At least that’s one of the things I took from an article in The New York Times about an author who needed to disguise herself to succeed. The article described how Patricia O’Brien, who’d already published several books, used the pseudonym Kate Alcott to submit her new novel in order for it to be judged not by her name or her previous sales – but by the content in the book.
You know, the things by which any editor should really judge a book. There’s a pernicious tendency in publishing to reject someone just because a previous book didn’t measure up. Apparently it’s one strike and you’re out.
As O’Brien/Alcott’s agent Esther Newburg is quoted as saying in the article, “I realized that the book was not being judged on its merits… It was being judged on how many books she has sold.
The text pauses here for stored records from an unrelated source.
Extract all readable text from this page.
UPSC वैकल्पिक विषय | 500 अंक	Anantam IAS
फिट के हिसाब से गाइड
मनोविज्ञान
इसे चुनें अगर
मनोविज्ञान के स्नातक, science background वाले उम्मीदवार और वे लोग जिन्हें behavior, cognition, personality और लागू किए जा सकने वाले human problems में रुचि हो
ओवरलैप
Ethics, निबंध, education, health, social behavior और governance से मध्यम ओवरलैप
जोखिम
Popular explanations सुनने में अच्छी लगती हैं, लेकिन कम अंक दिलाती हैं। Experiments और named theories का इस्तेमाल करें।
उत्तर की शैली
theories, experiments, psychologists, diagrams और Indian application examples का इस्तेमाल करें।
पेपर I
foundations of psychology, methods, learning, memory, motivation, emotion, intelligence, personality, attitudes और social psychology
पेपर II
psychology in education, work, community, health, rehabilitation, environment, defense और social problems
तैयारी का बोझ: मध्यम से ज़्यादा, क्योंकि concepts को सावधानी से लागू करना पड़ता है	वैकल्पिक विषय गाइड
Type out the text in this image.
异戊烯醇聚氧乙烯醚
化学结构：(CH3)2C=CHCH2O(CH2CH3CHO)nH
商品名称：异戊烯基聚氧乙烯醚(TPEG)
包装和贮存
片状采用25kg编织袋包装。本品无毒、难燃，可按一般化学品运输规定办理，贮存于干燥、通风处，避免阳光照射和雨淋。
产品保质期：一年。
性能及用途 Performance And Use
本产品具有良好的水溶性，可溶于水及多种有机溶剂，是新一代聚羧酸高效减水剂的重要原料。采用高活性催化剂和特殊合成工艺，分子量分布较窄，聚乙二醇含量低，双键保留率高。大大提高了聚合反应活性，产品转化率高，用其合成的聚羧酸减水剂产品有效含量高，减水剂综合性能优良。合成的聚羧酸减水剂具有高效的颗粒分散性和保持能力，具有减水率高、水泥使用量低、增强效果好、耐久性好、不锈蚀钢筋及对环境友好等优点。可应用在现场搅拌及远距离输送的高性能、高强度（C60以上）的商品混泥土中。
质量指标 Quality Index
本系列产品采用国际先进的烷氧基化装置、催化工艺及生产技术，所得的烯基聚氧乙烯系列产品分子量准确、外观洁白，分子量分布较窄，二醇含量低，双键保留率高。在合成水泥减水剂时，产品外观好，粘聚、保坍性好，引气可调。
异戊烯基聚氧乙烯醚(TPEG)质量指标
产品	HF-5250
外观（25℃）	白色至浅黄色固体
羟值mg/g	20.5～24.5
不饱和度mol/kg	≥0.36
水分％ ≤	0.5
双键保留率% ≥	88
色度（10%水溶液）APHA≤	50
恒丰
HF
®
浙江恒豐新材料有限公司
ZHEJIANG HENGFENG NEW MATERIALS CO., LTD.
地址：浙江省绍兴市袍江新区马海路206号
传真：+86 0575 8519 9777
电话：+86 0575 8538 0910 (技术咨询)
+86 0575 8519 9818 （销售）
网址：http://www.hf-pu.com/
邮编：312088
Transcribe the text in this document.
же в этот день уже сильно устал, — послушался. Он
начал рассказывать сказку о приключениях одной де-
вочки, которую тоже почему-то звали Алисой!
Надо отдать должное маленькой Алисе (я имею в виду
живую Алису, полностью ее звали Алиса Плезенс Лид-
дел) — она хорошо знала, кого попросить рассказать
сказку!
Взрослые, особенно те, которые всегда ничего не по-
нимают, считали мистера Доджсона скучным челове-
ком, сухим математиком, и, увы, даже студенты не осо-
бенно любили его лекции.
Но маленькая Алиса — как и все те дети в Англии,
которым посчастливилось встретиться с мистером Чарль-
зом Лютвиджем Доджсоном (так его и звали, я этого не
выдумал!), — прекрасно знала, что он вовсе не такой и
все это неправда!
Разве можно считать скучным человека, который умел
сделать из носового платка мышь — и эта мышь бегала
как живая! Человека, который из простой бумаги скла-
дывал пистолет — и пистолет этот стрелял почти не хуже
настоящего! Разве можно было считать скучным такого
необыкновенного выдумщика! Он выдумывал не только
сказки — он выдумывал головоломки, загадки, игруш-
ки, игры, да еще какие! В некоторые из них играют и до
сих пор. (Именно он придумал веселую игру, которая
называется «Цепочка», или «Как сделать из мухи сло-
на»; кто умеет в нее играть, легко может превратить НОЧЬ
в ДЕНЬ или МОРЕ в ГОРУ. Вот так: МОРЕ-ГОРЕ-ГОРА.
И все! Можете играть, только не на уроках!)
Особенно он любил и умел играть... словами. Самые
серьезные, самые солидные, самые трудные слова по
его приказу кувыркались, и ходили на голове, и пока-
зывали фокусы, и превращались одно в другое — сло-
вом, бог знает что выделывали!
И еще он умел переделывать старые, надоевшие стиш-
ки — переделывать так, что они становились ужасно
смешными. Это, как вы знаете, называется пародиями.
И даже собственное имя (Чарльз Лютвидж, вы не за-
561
I needed somebody who couldn’t look on BookScan. And no, I didn’t feel guilty at all.”
Nor should she. If publishers are going to play only by numbers and not by words, then authors should be free to do what they can to get their work noticed free of prejudice. For publishers it’s contempt prior to investigation.
The Dressmaker, the novel by the pseudonymous Kate Alcott, was bought for what publishers consider a generous sum nowadays (not six figures, and definitely not seven figures – those kinds of advances go to celebrities or to women who’ve been imprisoned in Italy on murder charges). But already some 35,000 copies of The Dressmaker are in print. A good number.
Still. Will her next book be by Patricia O’Brien or by Kate Alcott? Or by someone else?
If you’re an author who’s developing a platform for your ideas, to spread your message and build your audience, then using a pseudonym might not be necessary. By expanding your reach through your platform you should be able to reach a big enough number of eager readers under your own name. Myopic and desperate and fearful editors who only judge books by what you’ve done before will see that you’ve got a loyal tribe who’ll buy your books.
You’ll be making a name for yourself. Your own name.